Risiko für Mensch und Tier

Plastikverpackungen, Zigarettenstummel, Glasflaschen und Blechdosen, Karosserieteile, Elektroschrott und chemische Abfälle – all das wird in unserer Natur entsorgt. Müll am Weg- und Strassenrand ist nicht nur ein optisches Problem, sondern mindert sowohl die Qualität als auch die Sicherheit von Lebens- und Futtermitteln. Jeglicher Abfall, der auf den Feldern landet, könnte zerkleinert und in den Boden eingearbeitet werden. Die Folge sind Erntegutkontaminationen und schliesslich Müllkontaminationen in Nahrungsmitteln, die möglicherweise nicht separierbar und bei weggeworfenen Chemikalien auch nicht erkennbar oder bestimmbar sind. Dadurch kann auch ein gesundheitliches Risiko für Konsumentinnen und Konsumenten entstehen. Für Wildtiere und Bodenorganismen stellen Abfälle ebenso eine Gefährdung dar, und auch die Auswirkungen auf Nutztiere sind gross: Verunreinigte Futtermittel können Tiere krank machen, durch Blech-, Plastik- oder Glassplitter steigt das Verletzungsrisiko.

Kleine Fische zappeln in achtlos weggeworfenen Plastikhandschuhen, die am Uferrand für sie zur Todesfalle geworden sind. Die Küken von Singvögeln strangulieren sich mit den Gummibändern von FFP-2-Masken, die die Vogeleltern als «Nistmaterial» ins Nest geschleppt haben und Igel verheddern sich mit ihren Beinchen im Masken-Müll oder ersticken im PP-Vlies der Einmalkittel.

Kleine Vögel wie Rotkehlchen und Spatzen, aber auch Falken und Schwäne klemmen sich mit den Haltegummis der Wegwerfmasken die Flügel ein oder verheddern sich mit ihren Füssen. Die Gummis wickeln sich obendrein leicht um den Schnabel. Das alles hindert die Vögel an der Nahrungssuche und -aufnahme. Möwen, Enten und Schwäne, aber auch Säugetiere wie Füchse und Wildschweine fressen unbeabsichtigt Reste verdreckter Schutzkleidung. Es kommt vor, dass Plastikteile, Filteraufsätze und Reste von Schutzvisieren im Tiermagen zum Hungertod führen. Auch in den Verdauungsorganen von Haustieren wie Hunden und Katzen finden Tierärzte immer häufiger Plastikreste, die sich als Covid-19-Schutzmaterial identifizieren lassen.

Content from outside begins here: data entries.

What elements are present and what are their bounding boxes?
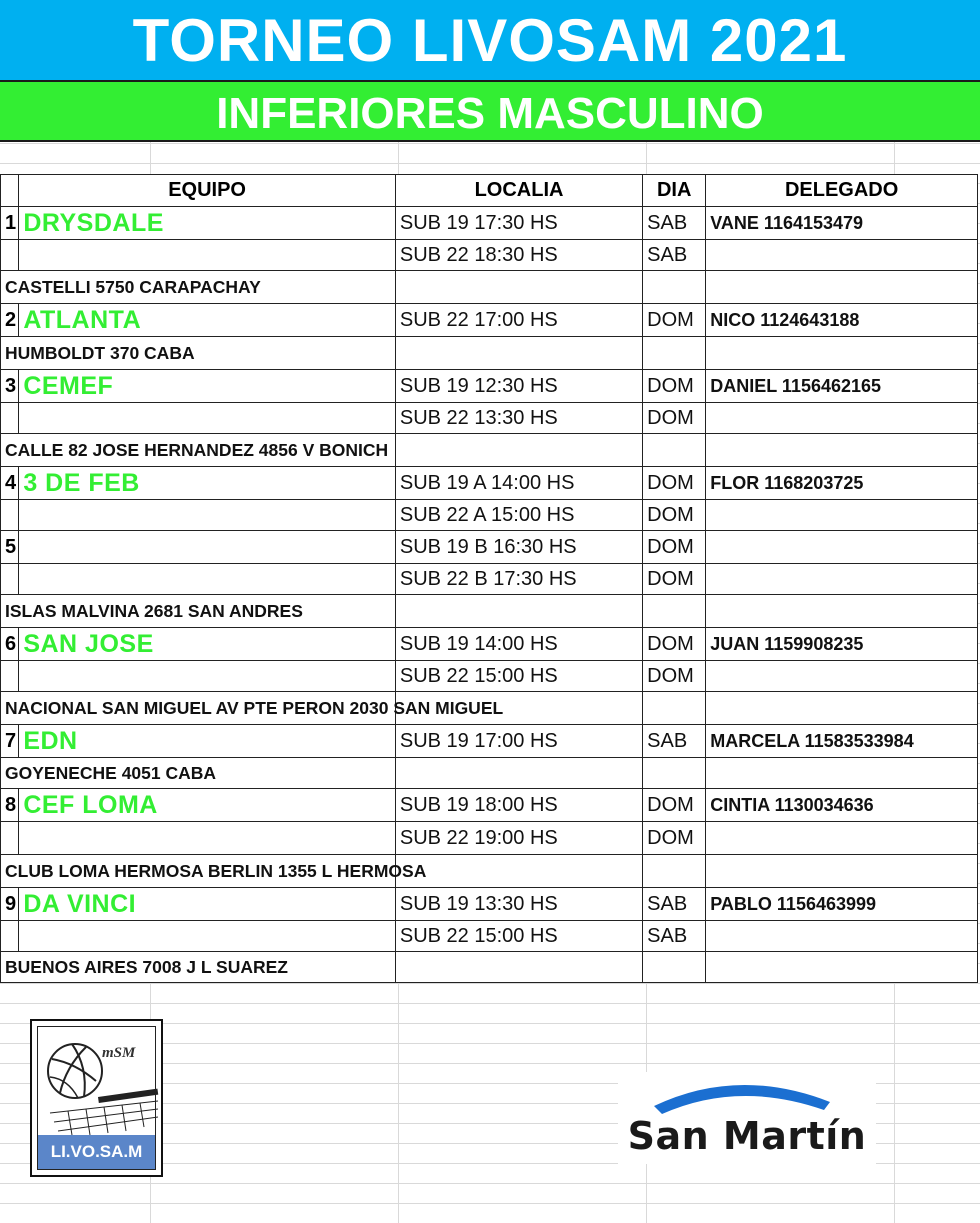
fixture-row (1, 628, 978, 661)
address-row (1, 434, 978, 467)
delegate-contact (706, 403, 978, 434)
delegate-contact (706, 661, 978, 692)
localia-time: SUB 22 A 15:00 HS (395, 500, 642, 531)
localia-time: SUB 19 13:30 HS (395, 888, 642, 921)
fixture-row (1, 500, 978, 531)
delegate-contact: JUAN 1159908235 (706, 628, 978, 661)
team-number (1, 564, 19, 595)
team-number (1, 822, 19, 855)
empty-cell (643, 595, 706, 628)
fixture-row (1, 370, 978, 403)
fixture-row (1, 564, 978, 595)
team-name (19, 921, 396, 952)
localia-time: SUB 22 15:00 HS (395, 921, 642, 952)
localia-time: SUB 19 A 14:00 HS (395, 467, 642, 500)
team-number (1, 403, 19, 434)
localia-time: SUB 19 17:00 HS (395, 725, 642, 758)
address-row (1, 337, 978, 370)
localia-time: SUB 22 13:30 HS (395, 403, 642, 434)
empty-cell (706, 692, 978, 725)
team-number: 7 (1, 725, 19, 758)
san-martin-logo (618, 1072, 876, 1164)
team-number (1, 661, 19, 692)
delegate-contact: DANIEL 1156462165 (706, 370, 978, 403)
empty-cell (395, 434, 642, 467)
fixture-row (1, 822, 978, 855)
fixture-row (1, 725, 978, 758)
address-row (1, 952, 978, 983)
match-day: SAB (643, 921, 706, 952)
team-name: EDN (19, 725, 396, 758)
venue-address: NACIONAL SAN MIGUEL AV PTE PERON 2030 SAN MIGUEL (1, 692, 396, 725)
empty-cell (395, 271, 642, 304)
match-day: DOM (643, 467, 706, 500)
team-number: 1 (1, 207, 19, 240)
header-number (1, 175, 19, 207)
match-day: SAB (643, 888, 706, 921)
empty-cell (643, 271, 706, 304)
empty-cell (706, 595, 978, 628)
team-name: CEMEF (19, 370, 396, 403)
delegate-contact (706, 500, 978, 531)
team-number (1, 240, 19, 271)
empty-cell (643, 855, 706, 888)
empty-cell (643, 952, 706, 983)
match-day: DOM (643, 564, 706, 595)
delegate-contact (706, 531, 978, 564)
localia-time: SUB 22 18:30 HS (395, 240, 642, 271)
match-day: DOM (643, 531, 706, 564)
livosam-logo-frame (37, 1026, 156, 1170)
fixture-row (1, 531, 978, 564)
match-day: DOM (643, 789, 706, 822)
localia-time: SUB 22 15:00 HS (395, 661, 642, 692)
match-day: SAB (643, 240, 706, 271)
team-name (19, 240, 396, 271)
team-name: DA VINCI (19, 888, 396, 921)
match-day: SAB (643, 725, 706, 758)
livosam-logo (30, 1019, 163, 1177)
delegate-contact (706, 921, 978, 952)
empty-cell (706, 271, 978, 304)
team-name: DRYSDALE (19, 207, 396, 240)
venue-address: CALLE 82 JOSE HERNANDEZ 4856 V BONICH (1, 434, 396, 467)
empty-cell (706, 337, 978, 370)
team-name (19, 822, 396, 855)
livosam-caption: LI.VO.SA.M (38, 1135, 155, 1169)
team-name: SAN JOSE (19, 628, 396, 661)
venue-address: BUENOS AIRES 7008 J L SUAREZ (1, 952, 396, 983)
localia-time: SUB 19 17:30 HS (395, 207, 642, 240)
empty-cell (395, 595, 642, 628)
match-day: DOM (643, 822, 706, 855)
address-row (1, 692, 978, 725)
match-day: DOM (643, 628, 706, 661)
header-dia: DIA (643, 175, 706, 207)
address-row (1, 758, 978, 789)
empty-cell (706, 855, 978, 888)
empty-cell (643, 692, 706, 725)
san-martin-wordmark: San Martín (627, 1114, 867, 1158)
fixture-table (0, 174, 978, 983)
empty-cell (395, 952, 642, 983)
header-equipo: EQUIPO (19, 175, 396, 207)
fixture-row (1, 240, 978, 271)
team-name: ATLANTA (19, 304, 396, 337)
delegate-contact: MARCELA 11583533984 (706, 725, 978, 758)
delegate-contact: VANE 1164153479 (706, 207, 978, 240)
empty-cell (643, 337, 706, 370)
team-name (19, 531, 396, 564)
empty-cell (706, 434, 978, 467)
delegate-contact: FLOR 1168203725 (706, 467, 978, 500)
match-day: DOM (643, 500, 706, 531)
delegate-contact: NICO 1124643188 (706, 304, 978, 337)
venue-address: HUMBOLDT 370 CABA (1, 337, 396, 370)
delegate-contact: CINTIA 1130034636 (706, 789, 978, 822)
fixture-body (1, 207, 978, 983)
team-number: 8 (1, 789, 19, 822)
volleyball-net-icon (38, 1027, 155, 1135)
team-name: 3 DE FEB (19, 467, 396, 500)
venue-address: CLUB LOMA HERMOSA BERLIN 1355 L HERMOSA (1, 855, 396, 888)
team-number (1, 921, 19, 952)
fixture-row (1, 467, 978, 500)
fixture-row (1, 888, 978, 921)
localia-time: SUB 22 19:00 HS (395, 822, 642, 855)
empty-cell (395, 758, 642, 789)
team-name (19, 564, 396, 595)
fixture-row (1, 789, 978, 822)
msm-mark: mSM (102, 1045, 136, 1061)
address-row (1, 271, 978, 304)
header-row (1, 175, 978, 207)
localia-time: SUB 22 17:00 HS (395, 304, 642, 337)
fixture-row (1, 304, 978, 337)
header-delegado: DELEGADO (706, 175, 978, 207)
address-row (1, 855, 978, 888)
match-day: DOM (643, 661, 706, 692)
localia-time: SUB 19 B 16:30 HS (395, 531, 642, 564)
team-number: 6 (1, 628, 19, 661)
delegate-contact: PABLO 1156463999 (706, 888, 978, 921)
match-day: DOM (643, 304, 706, 337)
address-row (1, 595, 978, 628)
team-number: 9 (1, 888, 19, 921)
delegate-contact (706, 822, 978, 855)
empty-cell (643, 434, 706, 467)
empty-cell (395, 855, 642, 888)
empty-cell (395, 337, 642, 370)
localia-time: SUB 22 B 17:30 HS (395, 564, 642, 595)
localia-time: SUB 19 12:30 HS (395, 370, 642, 403)
localia-time: SUB 19 14:00 HS (395, 628, 642, 661)
fixture-row (1, 661, 978, 692)
team-name (19, 403, 396, 434)
empty-cell (706, 952, 978, 983)
team-name (19, 661, 396, 692)
venue-address: CASTELLI 5750 CARAPACHAY (1, 271, 396, 304)
match-day: DOM (643, 403, 706, 434)
category-subtitle: INFERIORES MASCULINO (0, 80, 980, 142)
team-number: 4 (1, 467, 19, 500)
delegate-contact (706, 564, 978, 595)
team-number: 3 (1, 370, 19, 403)
team-name (19, 500, 396, 531)
empty-cell (643, 758, 706, 789)
tournament-title: TORNEO LIVOSAM 2021 (0, 0, 980, 80)
venue-address: ISLAS MALVINA 2681 SAN ANDRES (1, 595, 396, 628)
fixture-row (1, 207, 978, 240)
venue-address: GOYENECHE 4051 CABA (1, 758, 396, 789)
empty-cell (706, 758, 978, 789)
team-number: 2 (1, 304, 19, 337)
team-number: 5 (1, 531, 19, 564)
team-name: CEF LOMA (19, 789, 396, 822)
fixture-row (1, 921, 978, 952)
team-number (1, 500, 19, 531)
match-day: DOM (643, 370, 706, 403)
localia-time: SUB 19 18:00 HS (395, 789, 642, 822)
match-day: SAB (643, 207, 706, 240)
header-localia: LOCALIA (395, 175, 642, 207)
delegate-contact (706, 240, 978, 271)
fixture-row (1, 403, 978, 434)
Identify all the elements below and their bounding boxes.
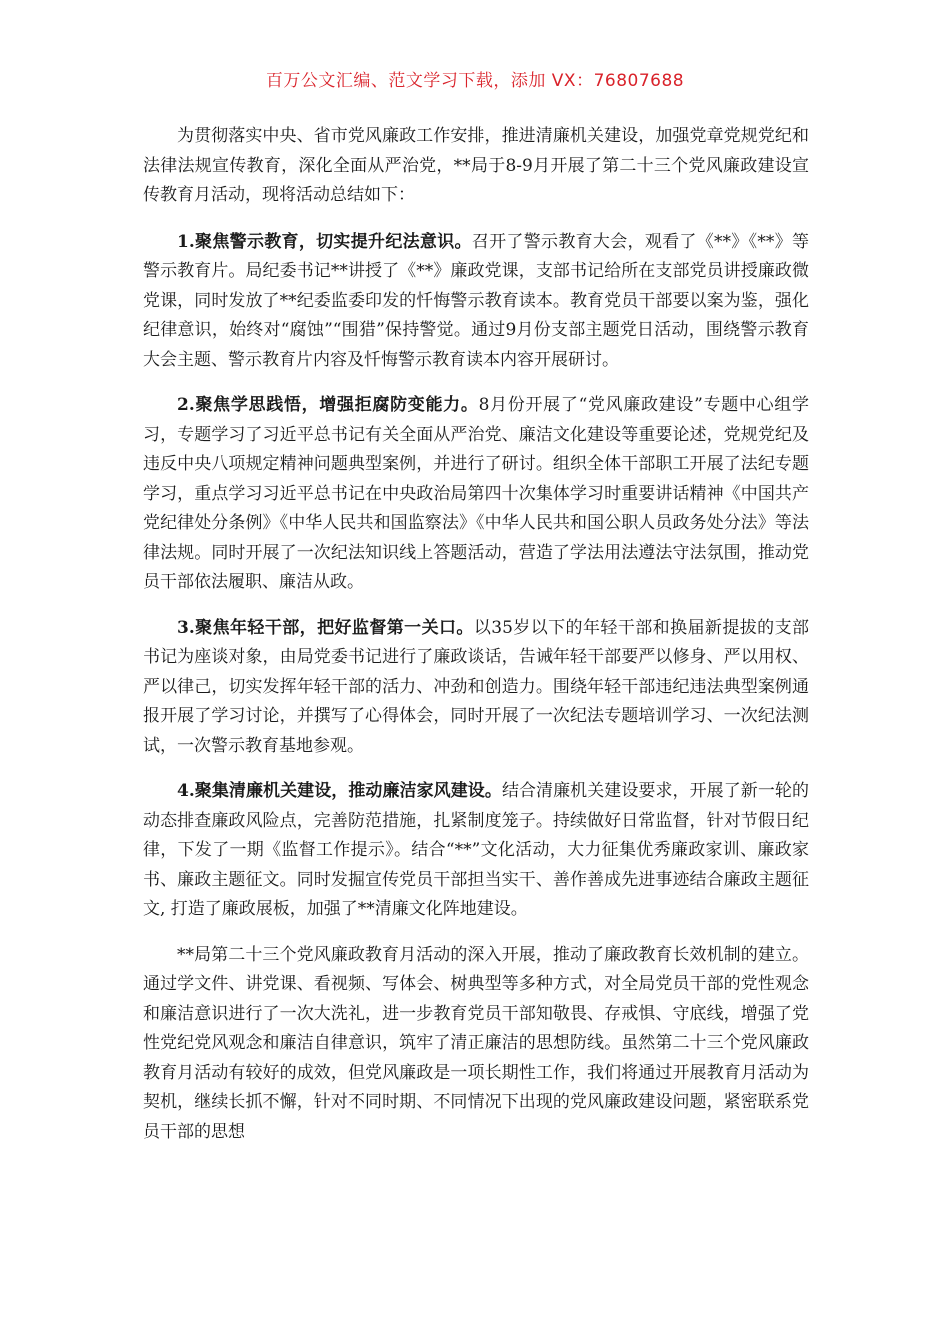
section-paragraph-3 <box>143 614 809 762</box>
document-body <box>143 122 809 1163</box>
section-paragraph-2 <box>143 391 809 598</box>
conclusion-paragraph: **局第二十三个党风廉政教育月活动的深入开展，推动了廉政教育长效机制的建立。通过学文件、讲党课、看视频、写体会、树典型等多种方式，对全局党员干部的党性观念和廉洁意识进行了一次大洗礼，进一步教育党员干部知敬畏、存戒惧、守底线，增强了党性党纪党风观念和廉洁自律意识，筑牢了清正廉洁的思想防线。虽然第二十三个党风廉政教育月活动有较好的成效，但党风廉政是一项长期性工作，我们将通过开展教育月活动为契机，继续长抓不懈，针对不同时期、不同情况下出现的党风廉政建设问题，紧密联系党员干部的思想 <box>143 944 809 1142</box>
header-banner: 百万公文汇编、范文学习下载，添加 VX：76807688 <box>265 71 685 91</box>
section-heading-4: 4.聚集清廉机关建设，推动廉洁家风建设。 <box>177 781 502 801</box>
section-body-3: 以35岁以下的年轻干部和换届新提拔的支部书记为座谈对象，由局党委书记进行了廉政谈话，告诫年轻干部要严以修身、严以用权、严以律己，切实发挥年轻干部的活力、冲劲和创造力。围绕年轻干部违纪违法典型案例通报开展了学习讨论，并撰写了心得体会，同时开展了一次纪法专题培训学习、一次纪法测试，一次警示教育基地参观。 <box>143 617 809 756</box>
section-heading-1: 1.聚焦警示教育，切实提升纪法意识。 <box>177 231 472 252</box>
section-body-4: 结合清廉机关建设要求，开展了新一轮的动态排查廉政风险点，完善防范措施，扎紧制度笼子。持续做好日常监督，针对节假日纪律，下发了一期《监督工作提示》。结合“**”文化活动，大力征集优秀廉政家训、廉政家书、廉政主题征文。同时发掘宣传党员干部担当实干、善作善成先进事迹结合廉政主题征文, 打造了廉政展板，加强了**清廉文化阵地建设。 <box>143 781 809 919</box>
section-heading-2: 2.聚焦学思践悟，增强拒腐防变能力。 <box>177 395 479 415</box>
section-paragraph-4 <box>143 777 809 925</box>
section-paragraph-1 <box>143 228 809 376</box>
section-body-2: 8月份开展了“党风廉政建设”专题中心组学习，专题学习了习近平总书记有关全面从严治党、廉洁文化建设等重要论述，党规党纪及违反中央八项规定精神问题典型案例，并进行了研讨。组织全体干部职工开展了法纪专题学习，重点学习习近平总书记在中央政治局第四十次集体学习时重要讲话精神《中国共产党纪律处分条例》《中华人民共和国监察法》《中华人民共和国公职人员政务处分法》等法律法规。同时开展了一次纪法知识线上答题活动，营造了学法用法遵法守法氛围，推动党员干部依法履职、廉洁从政。 <box>143 395 809 592</box>
section-body-1: 召开了警示教育大会，观看了《**》《**》等警示教育片。局纪委书记**讲授了《**》廉政党课，支部书记给所在支部党员讲授廉政微党课，同时发放了**纪委监委印发的忏悔警示教育读本。教育党员干部要以案为鉴，强化纪律意识，始终对“腐蚀”“围猎”保持警觉。通过9月份支部主题党日活动，围绕警示教育大会主题、警示教育片内容及忏悔警示教育读本内容开展研讨。 <box>143 231 810 370</box>
section-heading-3: 3.聚焦年轻干部，把好监督第一关口。 <box>177 617 474 638</box>
intro-paragraph: 为贯彻落实中央、省市党风廉政工作安排，推进清廉机关建设，加强党章党规党纪和法律法规宣传教育，深化全面从严治党，**局于8-9月开展了第二十三个党风廉政建设宣传教育月活动，现将活动总结如下： <box>143 126 809 205</box>
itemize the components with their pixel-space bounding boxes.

Hinzu kommen Schädigungen an landwirtschaftlichen Maschinen, und der erhöhte Arbeitsaufwand für die Landwirte, unsere Natur von Abfällen zu befreien, ist nicht zu unterschätzen. Achtlos weggeworfener Müll wirkt sich also nicht nur negativ auf Mensch und Tier aus, sondern kostet auch Zeit und Geld.

Eigentlich wissen wir alle, dass Abfall nicht in die Natur gehört. Trotzdem landet aus Bequemlichkeit oder Unachtsamkeit viel Müll in der Natur. Für Vögel sind insbesondere Schnüre und Fäden gefährlich, da sie sich darin verheddern können. Herumliegender Abfall sollte daher konsequent entsorgt werden.

Ebenso wie die Kaufentscheidung und der richtige Gebrauch einer Ware, ist auch das ein wichtiger Teil der Konsumentenverantwortung: die richtige Entsorgung.

Wer seinen Müll in die dafür vorgesehenen Sammelbehälter wirft, schützt unsere Natur, das Klima und letztendlich unsere zukünftigen Nahrungsmittel sowie die Futtermittel für die Tiere.